When I was younger (teen to early 20s), I lived for my friends. Nothing could cure my teenage angst like a day spent doing nothing along side my besties. Even when our bodies were changing, and our emotions were roller coasters, and some of us were dealing with tragedies – a day spent watching movies and talking was what got us through.
Now, though, I’m at the age where all of my friends have small children. I was one of the first to get married, and the only without kids. While I still love spending time with my friends-who-are-now-mommies, it’s different than it used to be. Their priorities have changed (rightly so) and their lives are much different than mine. One of the hardest parts is that when we do get together, there are so many wonderful parenting stories – but sometimes, I feel a bit sad or insecure about my infertility. That onus is on me, I know, but it happens just the same. I love my friends dearly, but it is hard on me when all we ever discuss is the one thing I cannot seem to obtain but want so desperately. Even getting together is a challenge – and something I’m starting to realize may not happen until all the kids are a bit older. I’m ok with that, I love those girls dearly and I will wait for them. But … I’m lonely and I miss my friends.

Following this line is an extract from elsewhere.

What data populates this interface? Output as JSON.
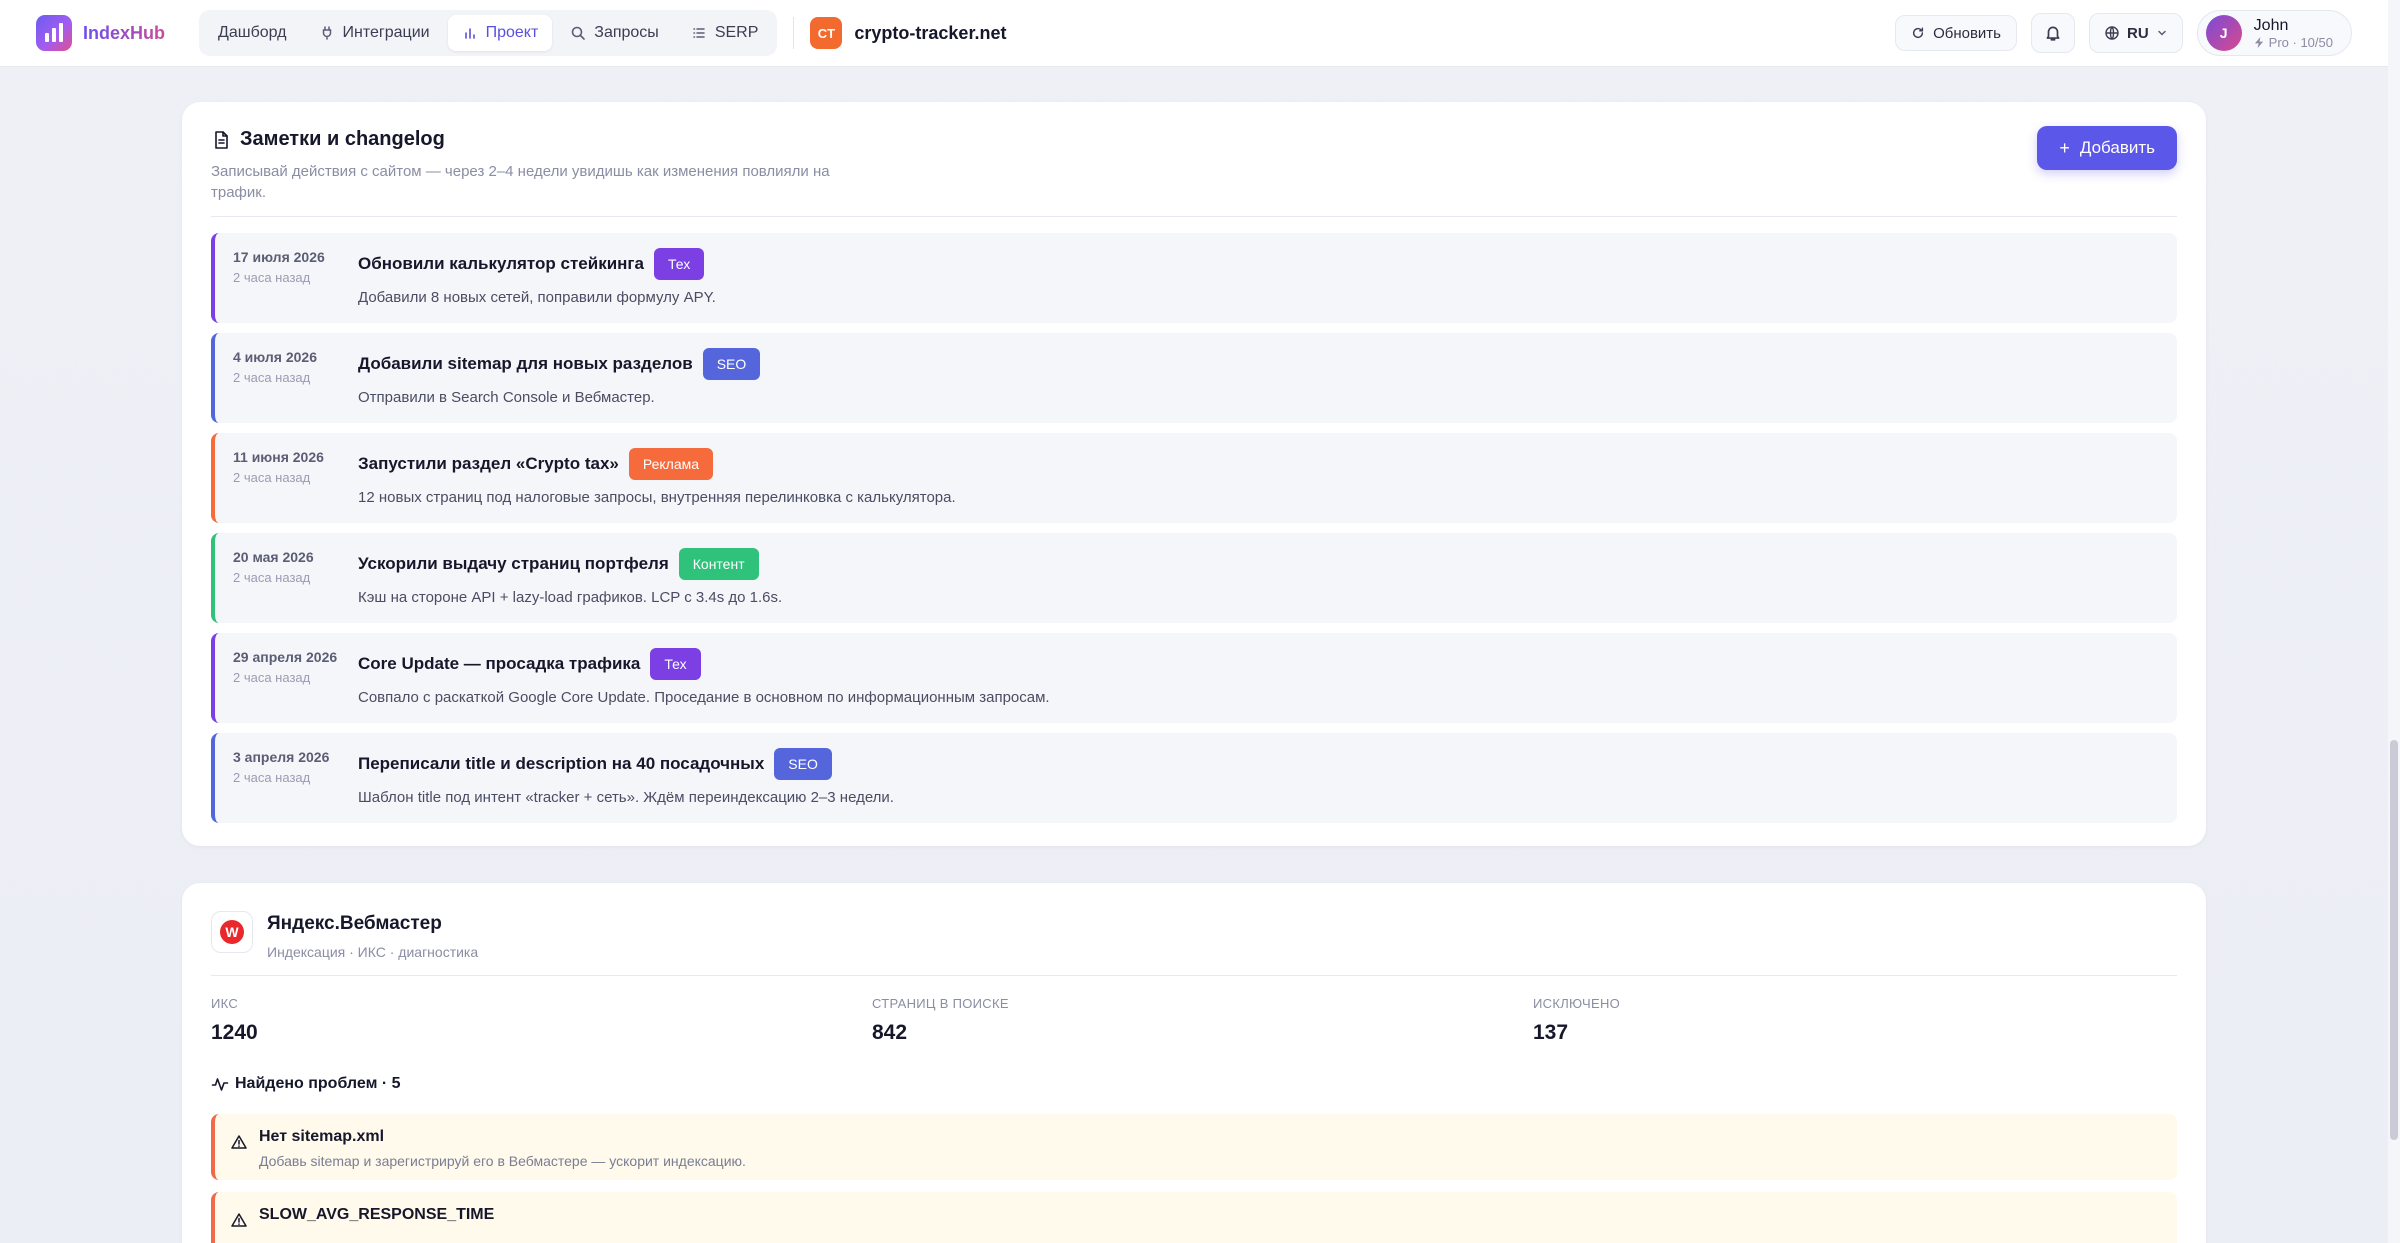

Then something interesting happened. I developed a couple friendships with four girls from work that initially became working relationships, and have since developed into a deeper friendships. All of the girls love children, but don’t have any for varying reasons: choice, health, circumstance, etc. Last week we went out for drinks after work and stayed for hours just talking about life and movies and good books. It was wonderful. I had forgotten how much life there is outside of parenting…for so long my focus has been zeroed in on how to have a baby, and having a baby, that I had forgotten there are other good things in life, too.
It was a wonderful distraction from infertility. For the first time in a long time, I did not feel like the infertile in a room full of mothers. I was just another person, enjoying a nice meal and great conversation with good friends. It was so needed. I am so glad to call these girls friends.
Do you have a mix of mommy and non-mommy friends? Do you find it more difficult or more easy to identify with one over the other?